Partnering with Prelude: Advanced Security, Accessible to All
By Bill Coughran
Published April 12, 2022
It is as true in cybersecurity as it is on the football field: no team has ever won through defense alone. With my security experience at Google, I saw firsthand the value of investing in not only a “blue team” to design the systems that protected our organization and customers, but also a “red team” to test those defenses and find vulnerabilities we might otherwise have missed. Countless governments and companies before and since have learned this same lesson—too often the hard way, and at a high cost.
Truly effective red-teaming isn’t an annual or even quarterly affair. In the face of an ever-evolving stream of devastating attacks—and with President Biden recently reiterating a call for hardened defenses in the private sector given the risk of malicious cyber activity by Russia—continuous testing is key to success. But as partners who often invest at the seed, we at Sequoia know how out-of-reach that level of protection can be for a fledgling team. And we know that without it, one small misconfiguration in the introduction of a new service or system can create an opportunity for bad actors to exploit, which the company may not discover until it’s too late.
This is the problem Prelude co-founder and CEO Spencer Thompson and the entire team are determined to solve—by making robust, continuous security testing accessible to everyone. Built by and for security engineers, the Operator platform uses automated agents to safely mimic real attacks, so companies don’t need an expensive, largely manual red team to identify and address vulnerabilities. Prelude is also the first to take offensive security down to the endpoint, protecting the individual servers, containers, and workstations that make up a network.
Even better, their model avoids some of the pitfalls of handling offensive security internally. At Google, various red team efforts included some newer employees, to minimize the chance that the experience of more tenured team members would create blind spots. As a third party, Prelude is naturally less susceptible to these assumptions. And because they’re specifically focused on offensive security, they’re not subject to the competing incentives a provider of both red and blue services might face.
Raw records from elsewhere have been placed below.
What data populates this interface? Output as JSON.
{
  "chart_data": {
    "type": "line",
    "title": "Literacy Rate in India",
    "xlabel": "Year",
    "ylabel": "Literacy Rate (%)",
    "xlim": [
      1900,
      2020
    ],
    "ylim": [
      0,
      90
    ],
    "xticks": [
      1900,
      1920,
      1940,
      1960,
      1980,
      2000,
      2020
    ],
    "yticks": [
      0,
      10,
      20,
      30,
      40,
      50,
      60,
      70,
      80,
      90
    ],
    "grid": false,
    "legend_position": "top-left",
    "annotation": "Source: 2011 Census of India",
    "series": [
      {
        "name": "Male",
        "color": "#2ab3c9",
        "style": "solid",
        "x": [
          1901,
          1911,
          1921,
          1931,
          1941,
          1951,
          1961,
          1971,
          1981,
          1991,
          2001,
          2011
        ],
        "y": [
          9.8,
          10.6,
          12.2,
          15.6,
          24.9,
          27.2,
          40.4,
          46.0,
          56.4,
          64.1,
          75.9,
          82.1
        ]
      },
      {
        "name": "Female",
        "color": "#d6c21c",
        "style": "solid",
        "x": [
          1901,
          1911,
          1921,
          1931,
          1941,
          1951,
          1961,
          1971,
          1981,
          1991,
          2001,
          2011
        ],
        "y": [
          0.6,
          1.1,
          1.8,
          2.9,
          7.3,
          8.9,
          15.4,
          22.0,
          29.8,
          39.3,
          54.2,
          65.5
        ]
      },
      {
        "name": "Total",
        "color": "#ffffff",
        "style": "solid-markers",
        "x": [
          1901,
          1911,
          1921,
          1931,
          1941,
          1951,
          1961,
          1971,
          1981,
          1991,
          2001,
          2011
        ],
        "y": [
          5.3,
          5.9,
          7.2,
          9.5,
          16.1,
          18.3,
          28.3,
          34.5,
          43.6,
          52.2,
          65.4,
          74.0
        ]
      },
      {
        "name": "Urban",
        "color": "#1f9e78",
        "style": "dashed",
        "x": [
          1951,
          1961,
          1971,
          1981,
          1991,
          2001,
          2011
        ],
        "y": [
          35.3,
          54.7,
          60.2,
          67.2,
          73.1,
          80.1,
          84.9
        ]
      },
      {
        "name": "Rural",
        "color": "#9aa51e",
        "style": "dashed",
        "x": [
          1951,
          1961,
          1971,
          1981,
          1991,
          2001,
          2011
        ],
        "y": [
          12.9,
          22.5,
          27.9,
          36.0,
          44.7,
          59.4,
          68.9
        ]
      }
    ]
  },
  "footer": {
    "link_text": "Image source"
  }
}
Spencer and founding team members David Hunt (Co-Founder and CTO) and Alex Manners (Principal Cyber Security Engineer) are experts in this space; they hail from the highly respected cybersecurity organization at MITRE, where they led development of the pioneering automated adversary emulation project CALDERA. But we were drawn to not just their sterling credentials, but also their vision. They are incredibly thoughtful about the steps required to build and commercialize what we believe can ultimately become a very powerful product.
In particular, we’re excited to see how Prelude evolves to address weaknesses in user behavior as well as infrastructure—an area ripe for innovation. As any cybersecurity veteran will tell you, most successful attacks are unwittingly aided by a person. Yet in many organizations, efforts to prevent such human errors are typically limited to occasionally distributing a list of things employees shouldn’t click. An automated platform like Operator, on the other hand, could potentially give people the experience they need to help avoid attacks—without actually creating the risk.
Realizing that vision, of course, will require growing the Prelude team, and we are pleased to support that effort by leading the Series A round announced today. For those with offensive cybersecurity backgrounds, a role with Prelude is an opportunity to apply those skills and expertise directly to the defensive space. And for everyone who joins, it’s a chance to help raise the bar for the advanced security of the future—and to make sure that future is accessible to all.